I am trying to filter a dataframe based on a certain date and country name. I have extracted the columns I want the final dataframe to contain. I have also created a list of the country names that I want to filter on.
cols_to_keep = projects[['regionname', 'countryname', 'lendinginstr', 'totalamt', 'boardapprovaldate','location', 'GeoLocID', 'GeoLocName','Latitude', 'Longitude', 'Country', 'project_name']]
countries = ['Bosnia', 'Herzegovina', 'Croatia', 'Kosovo', 'Macedonia', 'Serbia', 'Slovenia']
Then I try to filter on the date that I want which is April 27th 1992.
projects['boardapprovaldate'] < pd.Timestamp(datetime.date(1992,4,27))
Then I try applying the date filter on the country names that I want by doing:
cols_to_keep[(cols_to_keep['boardapprovaldate'] < pd.Timestamp(datetime.date(1992,4,27))) &
(cols_to_keep['countryname'].isin(countries))].sort_values('boardapprovaldate')
which only shows me 2 rows when I should have 12 rows
However, if I try
str.contains() instead of isin()
method I can retrieve the correct results I want.
projects[(projects['boardapprovaldate'] < pd.Timestamp(datetime.date(1992,4,27))) &
((projects['countryname'].str.contains('Bosnia')) |
(projects['countryname'].str.contains('Croatia')) |
(projects['countryname'].str.contains('Kosovo')) |
(projects['countryname'].str.contains('Macedonia')) |
(projects['countryname'].str.contains('Montenegro')) |
(projects['countryname'].str.contains('Serbia')) |
(projects['countryname'].str.contains('Slovenia')))][
['regionname',
'countryname',
'lendinginstr',
'totalamt',
'boardapprovaldate',
'location',
'GeoLocID',
'GeoLocName',
'Latitude',
'Longitude',
'Country',
'project_name']].sort_values('boardapprovaldate')
Can someone please explain the difference and why this happens?
Using isin
checks for equality.
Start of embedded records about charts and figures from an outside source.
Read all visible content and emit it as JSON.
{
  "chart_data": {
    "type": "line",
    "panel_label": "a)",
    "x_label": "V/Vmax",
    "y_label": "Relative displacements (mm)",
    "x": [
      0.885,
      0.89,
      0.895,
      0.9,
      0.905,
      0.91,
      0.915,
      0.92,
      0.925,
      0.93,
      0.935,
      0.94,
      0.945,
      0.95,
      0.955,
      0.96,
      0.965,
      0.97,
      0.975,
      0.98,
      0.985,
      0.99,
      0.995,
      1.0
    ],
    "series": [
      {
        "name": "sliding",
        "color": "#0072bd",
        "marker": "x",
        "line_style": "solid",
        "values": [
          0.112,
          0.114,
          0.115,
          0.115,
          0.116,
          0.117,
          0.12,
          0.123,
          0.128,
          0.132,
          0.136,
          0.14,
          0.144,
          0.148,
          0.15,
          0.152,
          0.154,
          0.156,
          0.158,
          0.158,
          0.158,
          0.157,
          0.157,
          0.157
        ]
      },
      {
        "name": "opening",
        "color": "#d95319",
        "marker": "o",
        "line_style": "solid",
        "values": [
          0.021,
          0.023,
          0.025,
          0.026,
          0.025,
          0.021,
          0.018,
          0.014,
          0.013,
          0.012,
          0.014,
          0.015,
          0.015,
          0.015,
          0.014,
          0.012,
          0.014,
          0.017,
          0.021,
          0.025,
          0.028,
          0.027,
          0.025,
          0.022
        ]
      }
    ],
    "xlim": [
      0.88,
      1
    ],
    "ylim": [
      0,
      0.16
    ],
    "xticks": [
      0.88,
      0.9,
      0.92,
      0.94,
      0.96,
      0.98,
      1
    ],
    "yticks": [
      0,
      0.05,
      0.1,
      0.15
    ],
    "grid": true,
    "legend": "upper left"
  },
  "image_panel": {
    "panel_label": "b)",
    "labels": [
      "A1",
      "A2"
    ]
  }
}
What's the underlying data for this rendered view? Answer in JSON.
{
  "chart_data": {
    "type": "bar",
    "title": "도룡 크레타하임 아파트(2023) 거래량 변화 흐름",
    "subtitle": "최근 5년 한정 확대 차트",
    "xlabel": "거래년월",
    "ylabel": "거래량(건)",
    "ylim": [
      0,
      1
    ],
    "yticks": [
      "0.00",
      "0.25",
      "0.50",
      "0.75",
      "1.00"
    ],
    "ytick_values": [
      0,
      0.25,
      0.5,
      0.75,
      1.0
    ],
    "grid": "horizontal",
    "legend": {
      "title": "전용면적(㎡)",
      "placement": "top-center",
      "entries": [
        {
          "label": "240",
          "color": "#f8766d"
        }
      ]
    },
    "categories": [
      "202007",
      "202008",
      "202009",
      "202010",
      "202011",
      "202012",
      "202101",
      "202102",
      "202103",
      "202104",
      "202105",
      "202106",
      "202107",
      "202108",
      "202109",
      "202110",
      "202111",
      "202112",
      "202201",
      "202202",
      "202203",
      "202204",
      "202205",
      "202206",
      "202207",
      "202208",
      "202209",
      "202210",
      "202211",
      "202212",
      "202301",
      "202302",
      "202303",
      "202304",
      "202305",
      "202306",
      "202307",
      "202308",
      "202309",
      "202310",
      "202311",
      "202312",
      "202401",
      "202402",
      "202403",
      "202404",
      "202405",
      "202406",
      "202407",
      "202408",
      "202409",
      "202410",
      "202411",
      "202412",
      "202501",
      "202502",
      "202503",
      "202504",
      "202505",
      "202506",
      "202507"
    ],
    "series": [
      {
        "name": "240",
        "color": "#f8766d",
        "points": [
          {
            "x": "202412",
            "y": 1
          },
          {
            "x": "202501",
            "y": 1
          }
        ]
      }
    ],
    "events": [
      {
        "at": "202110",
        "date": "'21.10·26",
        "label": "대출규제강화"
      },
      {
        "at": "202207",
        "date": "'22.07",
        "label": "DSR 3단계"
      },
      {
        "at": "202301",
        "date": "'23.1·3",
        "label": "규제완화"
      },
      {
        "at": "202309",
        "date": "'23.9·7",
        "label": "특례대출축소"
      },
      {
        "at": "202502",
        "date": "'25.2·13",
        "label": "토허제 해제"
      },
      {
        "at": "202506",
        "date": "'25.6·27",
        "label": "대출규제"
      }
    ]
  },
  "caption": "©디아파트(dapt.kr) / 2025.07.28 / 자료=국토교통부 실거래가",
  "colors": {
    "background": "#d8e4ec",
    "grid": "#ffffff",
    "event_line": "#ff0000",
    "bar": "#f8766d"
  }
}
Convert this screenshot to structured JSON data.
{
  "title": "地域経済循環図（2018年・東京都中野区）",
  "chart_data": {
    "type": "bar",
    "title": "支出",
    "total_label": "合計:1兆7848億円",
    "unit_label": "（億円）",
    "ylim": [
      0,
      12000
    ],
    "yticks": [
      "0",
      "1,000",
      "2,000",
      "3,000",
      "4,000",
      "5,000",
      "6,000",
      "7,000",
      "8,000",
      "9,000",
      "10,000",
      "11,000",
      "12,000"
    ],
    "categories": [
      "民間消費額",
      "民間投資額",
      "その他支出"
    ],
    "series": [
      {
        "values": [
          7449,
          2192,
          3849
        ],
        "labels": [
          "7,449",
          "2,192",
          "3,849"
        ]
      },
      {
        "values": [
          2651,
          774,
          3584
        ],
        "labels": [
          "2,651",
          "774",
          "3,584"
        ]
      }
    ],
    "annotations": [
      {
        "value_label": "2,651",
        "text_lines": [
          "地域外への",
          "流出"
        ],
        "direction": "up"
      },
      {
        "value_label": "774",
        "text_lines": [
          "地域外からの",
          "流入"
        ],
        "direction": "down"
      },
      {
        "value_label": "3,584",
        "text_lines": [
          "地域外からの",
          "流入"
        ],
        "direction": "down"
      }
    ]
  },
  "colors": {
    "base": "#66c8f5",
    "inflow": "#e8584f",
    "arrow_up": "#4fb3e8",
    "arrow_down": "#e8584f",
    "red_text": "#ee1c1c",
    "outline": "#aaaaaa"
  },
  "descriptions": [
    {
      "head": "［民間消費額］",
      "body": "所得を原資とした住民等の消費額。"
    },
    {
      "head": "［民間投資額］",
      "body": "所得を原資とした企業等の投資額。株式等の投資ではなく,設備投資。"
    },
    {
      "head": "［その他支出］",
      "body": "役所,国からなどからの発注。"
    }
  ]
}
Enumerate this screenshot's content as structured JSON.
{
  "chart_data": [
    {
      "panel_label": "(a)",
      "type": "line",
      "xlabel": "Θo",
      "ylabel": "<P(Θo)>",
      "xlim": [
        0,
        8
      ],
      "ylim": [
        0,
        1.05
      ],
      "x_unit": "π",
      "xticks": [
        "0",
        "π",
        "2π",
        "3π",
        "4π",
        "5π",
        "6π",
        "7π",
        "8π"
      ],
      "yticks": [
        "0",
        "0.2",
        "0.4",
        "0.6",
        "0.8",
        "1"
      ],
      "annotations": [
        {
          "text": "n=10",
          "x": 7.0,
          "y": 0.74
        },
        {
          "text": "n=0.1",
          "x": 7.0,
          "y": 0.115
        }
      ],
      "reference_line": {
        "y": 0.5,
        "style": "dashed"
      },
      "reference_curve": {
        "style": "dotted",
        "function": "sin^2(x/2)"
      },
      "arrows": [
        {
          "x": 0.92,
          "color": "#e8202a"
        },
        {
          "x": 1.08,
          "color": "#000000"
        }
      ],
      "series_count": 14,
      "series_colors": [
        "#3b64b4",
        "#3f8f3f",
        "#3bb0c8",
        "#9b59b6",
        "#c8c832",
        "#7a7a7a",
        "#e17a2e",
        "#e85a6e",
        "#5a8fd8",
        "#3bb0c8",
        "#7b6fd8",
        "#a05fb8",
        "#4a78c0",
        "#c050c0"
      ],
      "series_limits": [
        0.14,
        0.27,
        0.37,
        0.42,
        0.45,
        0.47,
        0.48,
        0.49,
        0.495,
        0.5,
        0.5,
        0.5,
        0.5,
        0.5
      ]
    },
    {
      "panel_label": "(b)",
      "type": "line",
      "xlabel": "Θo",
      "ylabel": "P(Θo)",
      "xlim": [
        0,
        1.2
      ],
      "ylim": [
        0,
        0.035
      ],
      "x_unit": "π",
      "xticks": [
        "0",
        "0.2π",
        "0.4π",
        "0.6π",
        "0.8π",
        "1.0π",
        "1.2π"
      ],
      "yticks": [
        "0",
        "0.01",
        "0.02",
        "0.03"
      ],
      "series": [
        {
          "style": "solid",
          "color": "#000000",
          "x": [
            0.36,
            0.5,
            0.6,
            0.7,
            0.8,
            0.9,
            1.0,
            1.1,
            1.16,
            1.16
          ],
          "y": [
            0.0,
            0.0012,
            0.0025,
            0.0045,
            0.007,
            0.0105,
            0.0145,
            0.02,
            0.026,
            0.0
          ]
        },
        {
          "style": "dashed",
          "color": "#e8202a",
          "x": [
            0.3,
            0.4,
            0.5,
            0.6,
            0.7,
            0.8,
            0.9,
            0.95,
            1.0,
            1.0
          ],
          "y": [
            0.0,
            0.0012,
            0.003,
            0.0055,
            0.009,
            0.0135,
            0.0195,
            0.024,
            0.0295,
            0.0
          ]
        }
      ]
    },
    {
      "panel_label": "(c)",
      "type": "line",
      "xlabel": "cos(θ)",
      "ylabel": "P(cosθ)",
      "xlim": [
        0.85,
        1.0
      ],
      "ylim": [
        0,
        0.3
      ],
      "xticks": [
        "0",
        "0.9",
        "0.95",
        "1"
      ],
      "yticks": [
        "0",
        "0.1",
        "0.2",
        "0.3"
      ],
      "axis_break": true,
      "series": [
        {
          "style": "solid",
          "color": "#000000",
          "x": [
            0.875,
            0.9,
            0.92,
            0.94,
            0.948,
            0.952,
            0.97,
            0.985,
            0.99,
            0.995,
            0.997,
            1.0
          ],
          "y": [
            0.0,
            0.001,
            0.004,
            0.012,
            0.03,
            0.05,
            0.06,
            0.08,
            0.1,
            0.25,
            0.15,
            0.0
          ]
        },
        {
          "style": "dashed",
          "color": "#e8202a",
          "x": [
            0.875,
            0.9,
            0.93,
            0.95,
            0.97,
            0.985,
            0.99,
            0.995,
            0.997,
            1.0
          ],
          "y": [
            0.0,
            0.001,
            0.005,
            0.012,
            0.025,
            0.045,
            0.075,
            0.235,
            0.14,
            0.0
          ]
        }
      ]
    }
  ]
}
So values like "Bosnia and Herzegovina" which are not in your countries
list will not match.
Using contains
checks for sub-strings. "Bosnia" is a sub-string of "Bosnia and Herzegovina".
srs = pd.Series(["Bosnia and Herzegovina", "Bosnia"])
>>> srs.isin(["Bosnia"])
0 False
1 True
dtype: bool
>>> srs.str.contains("Bosnia")
0 True
1 True
dtype: bool